Monday, February 6, 2017

Let's Not Make the Super Bowl Weird, OK?

I don't follow sports because for the most part, nothing is actually ever going to be as good IMHO as WWE/WCW/ECW through the mid-to-late 1990's. That was just an incredible era for wrestling, and the fact is, I never bothered to learn all the plays or teams or could follow who was part of what team anyway. I really did super great at fantasy baseball for a couple of years because even if I suck as a sports fan, I am really great at understanding how statistics work and managed to get players like Wade Boggs and Lenny Dykstra in my batting rota to maximize hitting for on-base which routinely led to higher scoring, while keeping stiffs like Canseco off because who needs the errors? He totally gave up more bases than he hit for (homers are a misleading stat).

Anyhow, I don't know much about football even if I once wore one of the world's homeliest Eagles starter jackets back in the day (I think it was like this) when I was dating a total sportshead. (I looked so boss, though, with my mall-bangs, door knocker earrings, and skintight acid wash jeans. I am so glad pictures do not still exist of this late '80's/early 90's incarnation of yours truly, even if I was quite the Generation X East Coast artifact.)

But anyhow, the Super Bowl is like some kind of weird national holiday even for people who don't really follow sports. Even if you don't like football, there's something just right about the everybody eating snacks and judging commercials that feels so uniquely American. We're watching millionaires give each other brain damage, but we're also coming together as a nation to absorb something to say to our co-workers the next day in the break room.

Then along comes this weird post-2016 election season where people are still all politicized and being weird. Tom Brady and Bill Belichik are Trump supporters, apparently. Anyhow, the graphic above represents some alt-right guy making it weird.

Um. I don't really think it's cool to make the fandom of people in the US northeast about white supremacy without their signing off on it, and from what I gather--not all of them really would based on things like the electoral scoreboard. I'm not sure it's really a great thing for Trump that some of his followers automatically assume his support is also an endorsement of white supremacy, but I am damn sure it is not a great reflection on the New England Patriots organization that the alt-right wants to co-opt their talent and sports prowess to try and make some bullshit point--but I don't think the team invited this at all.
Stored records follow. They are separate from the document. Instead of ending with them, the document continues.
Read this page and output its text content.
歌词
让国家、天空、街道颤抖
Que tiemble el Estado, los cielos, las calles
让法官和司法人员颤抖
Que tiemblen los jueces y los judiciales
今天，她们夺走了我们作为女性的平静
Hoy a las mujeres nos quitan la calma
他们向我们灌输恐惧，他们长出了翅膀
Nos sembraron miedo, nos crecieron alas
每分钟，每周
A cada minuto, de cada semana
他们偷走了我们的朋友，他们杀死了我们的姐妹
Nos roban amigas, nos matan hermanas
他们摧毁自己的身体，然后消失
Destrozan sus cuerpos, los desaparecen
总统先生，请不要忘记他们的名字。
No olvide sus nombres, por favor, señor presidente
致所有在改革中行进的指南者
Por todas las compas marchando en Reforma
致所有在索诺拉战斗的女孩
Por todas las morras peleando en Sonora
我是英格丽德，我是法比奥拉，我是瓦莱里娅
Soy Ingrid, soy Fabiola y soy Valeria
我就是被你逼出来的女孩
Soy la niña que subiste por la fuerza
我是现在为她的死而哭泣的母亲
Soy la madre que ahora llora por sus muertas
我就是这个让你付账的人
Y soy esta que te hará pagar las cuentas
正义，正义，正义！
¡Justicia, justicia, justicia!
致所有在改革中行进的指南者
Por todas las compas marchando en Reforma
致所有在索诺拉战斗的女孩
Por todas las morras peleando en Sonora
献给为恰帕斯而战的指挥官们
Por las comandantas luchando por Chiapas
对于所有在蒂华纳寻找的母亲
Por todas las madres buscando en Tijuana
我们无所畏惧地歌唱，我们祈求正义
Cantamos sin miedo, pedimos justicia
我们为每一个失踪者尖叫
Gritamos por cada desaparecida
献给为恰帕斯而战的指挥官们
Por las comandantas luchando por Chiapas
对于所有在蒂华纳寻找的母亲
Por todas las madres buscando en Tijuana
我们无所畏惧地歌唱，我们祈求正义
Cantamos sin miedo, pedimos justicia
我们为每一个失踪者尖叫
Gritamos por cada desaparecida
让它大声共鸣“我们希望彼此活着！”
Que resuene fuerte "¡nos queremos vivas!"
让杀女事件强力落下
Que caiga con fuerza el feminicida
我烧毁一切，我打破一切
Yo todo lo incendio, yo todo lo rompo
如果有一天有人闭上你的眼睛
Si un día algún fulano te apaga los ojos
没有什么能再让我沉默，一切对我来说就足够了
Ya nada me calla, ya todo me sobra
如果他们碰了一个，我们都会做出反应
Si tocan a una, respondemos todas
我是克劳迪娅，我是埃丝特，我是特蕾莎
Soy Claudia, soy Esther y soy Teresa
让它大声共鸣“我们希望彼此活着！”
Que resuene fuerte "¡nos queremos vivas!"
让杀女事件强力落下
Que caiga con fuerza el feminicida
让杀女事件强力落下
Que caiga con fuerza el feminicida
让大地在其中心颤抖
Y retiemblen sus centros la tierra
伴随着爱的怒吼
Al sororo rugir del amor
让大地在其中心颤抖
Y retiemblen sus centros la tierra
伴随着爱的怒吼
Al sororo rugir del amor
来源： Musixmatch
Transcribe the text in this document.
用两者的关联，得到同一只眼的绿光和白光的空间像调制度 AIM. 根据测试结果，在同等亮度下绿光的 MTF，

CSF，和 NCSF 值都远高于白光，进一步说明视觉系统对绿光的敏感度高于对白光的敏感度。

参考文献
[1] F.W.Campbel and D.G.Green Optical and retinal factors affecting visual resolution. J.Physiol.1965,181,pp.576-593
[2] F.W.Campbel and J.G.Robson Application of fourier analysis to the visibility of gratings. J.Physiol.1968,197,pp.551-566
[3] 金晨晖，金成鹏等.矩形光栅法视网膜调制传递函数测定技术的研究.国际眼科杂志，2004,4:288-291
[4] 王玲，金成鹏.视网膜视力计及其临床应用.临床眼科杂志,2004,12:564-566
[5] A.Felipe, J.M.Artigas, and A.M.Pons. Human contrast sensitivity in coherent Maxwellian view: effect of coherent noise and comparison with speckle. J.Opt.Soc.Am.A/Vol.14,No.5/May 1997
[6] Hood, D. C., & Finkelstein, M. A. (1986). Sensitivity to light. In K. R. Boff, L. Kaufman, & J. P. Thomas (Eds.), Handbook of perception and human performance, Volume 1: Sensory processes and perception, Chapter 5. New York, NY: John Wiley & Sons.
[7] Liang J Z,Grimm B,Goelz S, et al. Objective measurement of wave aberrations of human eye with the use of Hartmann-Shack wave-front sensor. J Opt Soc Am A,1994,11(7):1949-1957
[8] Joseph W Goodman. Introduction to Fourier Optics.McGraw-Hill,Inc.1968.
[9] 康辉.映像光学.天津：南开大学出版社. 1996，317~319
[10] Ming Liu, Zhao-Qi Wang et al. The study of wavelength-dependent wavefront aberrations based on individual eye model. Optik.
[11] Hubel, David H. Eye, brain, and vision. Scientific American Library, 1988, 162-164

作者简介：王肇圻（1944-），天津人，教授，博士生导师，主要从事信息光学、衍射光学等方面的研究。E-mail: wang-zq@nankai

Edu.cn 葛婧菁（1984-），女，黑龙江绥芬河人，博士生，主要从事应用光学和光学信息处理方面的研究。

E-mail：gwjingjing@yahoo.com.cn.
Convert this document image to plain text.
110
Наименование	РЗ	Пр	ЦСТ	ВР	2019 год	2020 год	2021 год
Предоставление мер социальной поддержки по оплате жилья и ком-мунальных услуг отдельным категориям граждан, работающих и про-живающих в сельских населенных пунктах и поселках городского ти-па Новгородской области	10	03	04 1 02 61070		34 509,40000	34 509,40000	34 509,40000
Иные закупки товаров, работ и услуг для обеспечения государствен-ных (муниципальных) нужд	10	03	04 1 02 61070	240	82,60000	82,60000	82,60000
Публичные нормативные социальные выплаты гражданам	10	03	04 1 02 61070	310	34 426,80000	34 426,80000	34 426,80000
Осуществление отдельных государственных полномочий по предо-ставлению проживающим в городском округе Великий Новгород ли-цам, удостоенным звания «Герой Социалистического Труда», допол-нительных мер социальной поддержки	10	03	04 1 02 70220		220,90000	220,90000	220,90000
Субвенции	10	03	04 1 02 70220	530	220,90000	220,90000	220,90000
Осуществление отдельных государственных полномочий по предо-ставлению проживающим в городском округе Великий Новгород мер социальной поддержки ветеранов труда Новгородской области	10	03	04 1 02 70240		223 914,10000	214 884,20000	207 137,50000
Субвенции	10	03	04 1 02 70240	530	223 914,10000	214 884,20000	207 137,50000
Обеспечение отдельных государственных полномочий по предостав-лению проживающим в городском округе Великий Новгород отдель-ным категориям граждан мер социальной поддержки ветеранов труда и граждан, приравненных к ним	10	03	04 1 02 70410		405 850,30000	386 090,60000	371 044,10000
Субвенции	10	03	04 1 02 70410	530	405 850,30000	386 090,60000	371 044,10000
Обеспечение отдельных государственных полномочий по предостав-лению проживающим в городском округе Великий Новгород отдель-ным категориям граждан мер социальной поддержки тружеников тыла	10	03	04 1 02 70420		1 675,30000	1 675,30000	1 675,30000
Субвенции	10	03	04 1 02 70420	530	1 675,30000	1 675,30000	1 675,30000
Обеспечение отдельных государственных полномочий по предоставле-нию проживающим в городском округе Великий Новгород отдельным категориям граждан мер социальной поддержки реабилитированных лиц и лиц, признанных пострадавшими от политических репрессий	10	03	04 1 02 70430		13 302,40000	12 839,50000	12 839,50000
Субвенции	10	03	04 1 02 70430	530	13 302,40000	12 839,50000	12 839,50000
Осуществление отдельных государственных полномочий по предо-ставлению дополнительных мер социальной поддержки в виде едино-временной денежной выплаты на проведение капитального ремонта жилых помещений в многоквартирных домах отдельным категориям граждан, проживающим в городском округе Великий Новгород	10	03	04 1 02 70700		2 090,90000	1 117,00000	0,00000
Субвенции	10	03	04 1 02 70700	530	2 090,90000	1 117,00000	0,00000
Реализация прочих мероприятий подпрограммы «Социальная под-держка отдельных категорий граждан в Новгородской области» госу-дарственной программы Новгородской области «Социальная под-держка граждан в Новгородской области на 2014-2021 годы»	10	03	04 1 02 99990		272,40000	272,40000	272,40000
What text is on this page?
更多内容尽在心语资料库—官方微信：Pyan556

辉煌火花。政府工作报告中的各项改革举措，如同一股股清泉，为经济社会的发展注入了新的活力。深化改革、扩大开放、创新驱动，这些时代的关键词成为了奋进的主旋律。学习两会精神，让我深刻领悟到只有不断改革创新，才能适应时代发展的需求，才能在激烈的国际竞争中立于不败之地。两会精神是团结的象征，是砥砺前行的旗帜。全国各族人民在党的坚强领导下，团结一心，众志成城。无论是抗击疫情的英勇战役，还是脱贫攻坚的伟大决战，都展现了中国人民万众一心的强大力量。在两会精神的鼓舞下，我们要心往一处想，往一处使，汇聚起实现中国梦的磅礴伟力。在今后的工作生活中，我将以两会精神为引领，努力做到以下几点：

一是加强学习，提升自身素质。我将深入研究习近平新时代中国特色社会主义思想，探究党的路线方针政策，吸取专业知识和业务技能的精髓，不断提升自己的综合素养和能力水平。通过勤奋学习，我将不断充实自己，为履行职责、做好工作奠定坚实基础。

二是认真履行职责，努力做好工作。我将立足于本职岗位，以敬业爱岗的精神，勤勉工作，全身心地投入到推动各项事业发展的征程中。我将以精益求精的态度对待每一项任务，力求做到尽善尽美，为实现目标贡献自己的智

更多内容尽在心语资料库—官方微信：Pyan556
And I know of so many NE sports fans who manage to be gung-ho about their sports teams while not being actual RW assholes at all! They are cool people who are homers! They just represent with the jerseys and the ticket buys. They aren't like, goose stepping and what not.

I'm just saying--let's not make the Super Bowl weird, where odd political signifying nonsense takes up our bandwidth, instead of factual sportshead stuff like whether the Atlanta defense collapsed and Brady et als capitalized. Let's just enjoy nachos and rewatch commercials like they were shorts put up for Sundance. C'mon. This should be entertainment. Not another "But I want to punch Nazis" day.

FWIW--I kind of always want to punch Nazis. But that has nothing to do with football. And also doesn't always mean "with a fist".